The corporate regulator this month released the results of a review examining the impact of HFT on the Australian equity market as well the AUD/USD cross rate market.
HFT relies on algorithm-driven systems designed to automatically execute quick trades in an effort to profit from short-term price movements. The 2010 Dow Jones Industrial 'Flash Crash' was blamed on HFT-style trading, leading to the US Securities and Exchange Commission rolling out new rules to address the practice.
ASIC at one stage contemplated introducing a 500 millisecond pause on trades to curb the impact of HFT, but past reviews of the practice by the regulator have concluded that fears about its impact on the Australian market have tended to be overblown. ASIC never moved ahead with the idea.
“These traders are investing in faster technologies and reacting to similar signals,” ASIC found during its latest review of the practice. “Speed of execution gives them a competitive edge, but it is not their only measure of success. High-frequency traders are broadening their trading strategies and increasingly taking on more market risk,” its report states.
The latest review concluded that although high-frequency traders “retain a large presence within the Australian equity market,” their contribution to turnover has weakened.

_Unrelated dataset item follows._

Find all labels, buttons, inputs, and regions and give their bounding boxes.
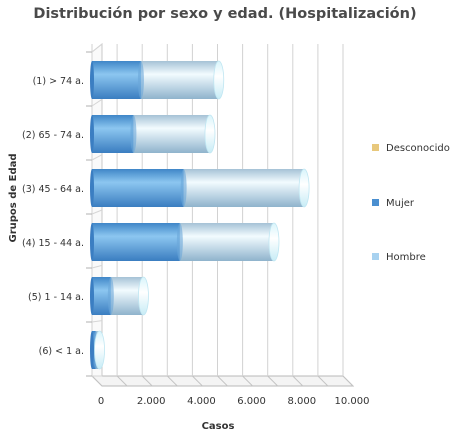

The level of HFT in equity markets has fallen in the three-year period from March 2015 to March 2018, ASIC found. “A steady downtrend in participation rates has high-frequency trading accounting for 25% of all turnover,” the report states.
In the AUD/USD FX market, HFT peaked at 35 per cent in early 2013, ASIC said, and now accounts for around 25 per cent of all turnover.
“High frequency activity has declined over the past three years but still retains a substantial footprint across our markets,” said ASIC commissioner Cathie Armour.
“This review reinforces the strength of the Australian market structure and the importance of having a varied mix of traders and investors in our markets.”